23andMe response and plans
23andMe’s chief regulatory and legal officer Kathy Hibbs said:“We are pleased with the Agency’s decision and its affirmation that consumers can understand and benefit from direct access to genetic information”.
Company co-founder and CEO Anne Wojcicki hailed the decision as a major milestone for the company and consumers who want DTC genetic testing, thanking the FDA and adding: “we remain committed to pursuing a regulatory path for additional tests and bringing the health reports back to the US market”. The company, which launched a DTC personal genome testing product in the UK late last year (including medical condition testing), said it planned to develop a ‘comprehensive product offering’ before actually resuming DTC medical sales in the US.
Professor of Epidemiology Cecile Janssens of Emory university noted in a blog post that ‘FDA approval does not mean that the Bloom syndrome carrier test is useful’ – and indeed, for most people, it would be highly unlikely to be useful: ‘which might explain why 23andMe is not offering the test starting tomorrow’.
Approval to offer genetic carrier testing for Bloom Syndrome and indeed other rare genetic disorders is not actually a major milestone for 23andMe, she suggests, since the main motivation for halting their original testing services was based on safety and efficacy concerns about testing for more common genetic variants linked with predisposition to disease or response to drugs.
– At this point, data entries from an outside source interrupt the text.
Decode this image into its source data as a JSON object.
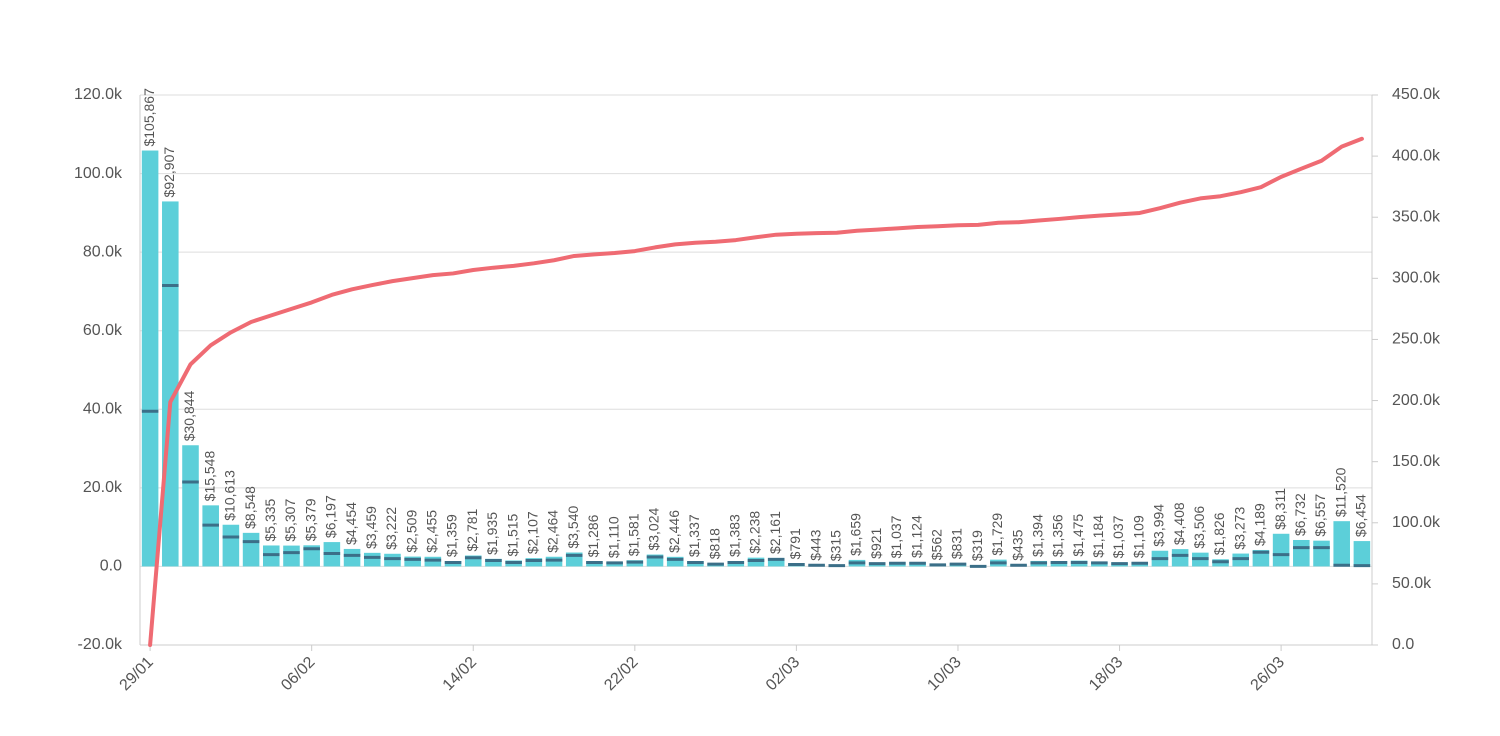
{
  "chart_data": {
    "type": "bar",
    "categories": [
      "29/01",
      null,
      null,
      null,
      null,
      null,
      null,
      null,
      "06/02",
      null,
      null,
      null,
      null,
      null,
      null,
      null,
      "14/02",
      null,
      null,
      null,
      null,
      null,
      null,
      null,
      "22/02",
      null,
      null,
      null,
      null,
      null,
      null,
      null,
      "02/03",
      null,
      null,
      null,
      null,
      null,
      null,
      null,
      "10/03",
      null,
      null,
      null,
      null,
      null,
      null,
      null,
      "18/03",
      null,
      null,
      null,
      null,
      null,
      null,
      null,
      "26/03",
      null,
      null,
      null,
      null
    ],
    "series": [
      {
        "type": "bar",
        "color": "#5ccfd9",
        "values": [
          105867,
          92907,
          30844,
          15548,
          10613,
          8548,
          5335,
          5307,
          5379,
          6197,
          4454,
          3459,
          3222,
          2509,
          2455,
          1359,
          2781,
          1935,
          1515,
          2107,
          2464,
          3540,
          1286,
          1110,
          1581,
          3024,
          2446,
          1337,
          818,
          1383,
          2238,
          2161,
          791,
          443,
          315,
          1659,
          921,
          1037,
          1124,
          562,
          831,
          319,
          1729,
          435,
          1394,
          1356,
          1475,
          1184,
          1037,
          1109,
          3994,
          4408,
          3506,
          1826,
          3273,
          4189,
          8311,
          6732,
          6557,
          11520,
          6454
        ],
        "value_labels": [
          "$105,867",
          "$92,907",
          "$30,844",
          "$15,548",
          "$10,613",
          "$8,548",
          "$5,335",
          "$5,307",
          "$5,379",
          "$6,197",
          "$4,454",
          "$3,459",
          "$3,222",
          "$2,509",
          "$2,455",
          "$1,359",
          "$2,781",
          "$1,935",
          "$1,515",
          "$2,107",
          "$2,464",
          "$3,540",
          "$1,286",
          "$1,110",
          "$1,581",
          "$3,024",
          "$2,446",
          "$1,337",
          "$818",
          "$1,383",
          "$2,238",
          "$2,161",
          "$791",
          "$443",
          "$315",
          "$1,659",
          "$921",
          "$1,037",
          "$1,124",
          "$562",
          "$831",
          "$319",
          "$1,729",
          "$435",
          "$1,394",
          "$1,356",
          "$1,475",
          "$1,184",
          "$1,037",
          "$1,109",
          "$3,994",
          "$4,408",
          "$3,506",
          "$1,826",
          "$3,273",
          "$4,189",
          "$8,311",
          "$6,732",
          "$6,557",
          "$11,520",
          "$6,454"
        ]
      },
      {
        "type": "marker",
        "color": "#3b6f88",
        "values": [
          39500,
          71500,
          21500,
          10500,
          7500,
          6300,
          3000,
          3500,
          4500,
          3300,
          2800,
          2300,
          2000,
          1800,
          1600,
          1000,
          2200,
          1500,
          1000,
          1500,
          1600,
          2800,
          1000,
          900,
          1100,
          2400,
          1800,
          1000,
          600,
          1000,
          1500,
          1800,
          500,
          300,
          200,
          900,
          700,
          800,
          800,
          400,
          600,
          0,
          900,
          300,
          900,
          1000,
          1000,
          900,
          700,
          800,
          2000,
          2800,
          2000,
          1200,
          2000,
          3600,
          3000,
          4800,
          4800,
          300,
          200
        ]
      },
      {
        "type": "line",
        "color": "#ef6b73",
        "axis": "y2",
        "values": [
          0,
          198800,
          229600,
          245200,
          255800,
          264300,
          269700,
          275000,
          280300,
          286500,
          291000,
          294500,
          297700,
          300200,
          302600,
          304000,
          306800,
          308700,
          310200,
          312300,
          314800,
          318300,
          319600,
          320700,
          322300,
          325300,
          327800,
          329100,
          329900,
          331300,
          333600,
          335700,
          336500,
          337000,
          337300,
          338900,
          339900,
          340900,
          342000,
          342600,
          343400,
          343700,
          345500,
          345900,
          347300,
          348600,
          350100,
          351300,
          352300,
          353500,
          357400,
          361900,
          365400,
          367200,
          370500,
          374600,
          383000,
          389700,
          396200,
          407800,
          414200
        ]
      }
    ],
    "ylim": [
      -20000,
      120000
    ],
    "yticks": [
      {
        "value": -20000,
        "label": "-20.0k"
      },
      {
        "value": 0,
        "label": "0.0"
      },
      {
        "value": 20000,
        "label": "20.0k"
      },
      {
        "value": 40000,
        "label": "40.0k"
      },
      {
        "value": 60000,
        "label": "60.0k"
      },
      {
        "value": 80000,
        "label": "80.0k"
      },
      {
        "value": 100000,
        "label": "100.0k"
      },
      {
        "value": 120000,
        "label": "120.0k"
      }
    ],
    "y2lim": [
      0,
      450000
    ],
    "y2ticks": [
      {
        "value": 0,
        "label": "0.0"
      },
      {
        "value": 50000,
        "label": "50.0k"
      },
      {
        "value": 100000,
        "label": "100.0k"
      },
      {
        "value": 150000,
        "label": "150.0k"
      },
      {
        "value": 200000,
        "label": "200.0k"
      },
      {
        "value": 250000,
        "label": "250.0k"
      },
      {
        "value": 300000,
        "label": "300.0k"
      },
      {
        "value": 350000,
        "label": "350.0k"
      },
      {
        "value": 400000,
        "label": "400.0k"
      },
      {
        "value": 450000,
        "label": "450.0k"
      }
    ],
    "grid": true
  }
}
PHG Foundation Director Dr Hilary Burton previously commented: "As a society we know very little about how genomic tests can be used to improve health in healthy populations and we are certainly a long way off promoting or even supporting their use, in effect, as personal screening tests. However, we have to recognise a future where there will be much wider access to genomic and other tests for a variety of health and non-health related purposes”.
Fit-for-purpose regulatory systems for precision medicine
However, it seems increasingly clear that as genomic and personalised medicine continue to develop, creating a suitable regulatory framework alongside is crucial. Following news of the major new precision medicine initiative in the US, a new perspective by MIT professor Eric Lander published in NEJM puts it succinctly: “The knotty problem is how to promote rapid innovation while ensuring safety and efficacy”.
Lander alludes to a previous perspective on precision medicine by Francis Collins and Harold Varmus, which noted the need for developing regulatory frameworks in order to ensure maximal health benefits for the public, as well as innovative new models for patient participation in research and ‘open, responsible data sharing’ (including with participants). He sees positive signs in an FDA discussion paper ahead of a meeting this month that a flexible, effective oversight system is possible.
23andMe obviously has a considerable amount of work to do in amassing the sort of data required by the FDA to demonstrate accuracy and safety of tests. Meanwhile the FDA and other national regulators have a significant task ahead of them in seeking to develop a suitable framework for oversight of personalised medicine applications in the post-genomic age.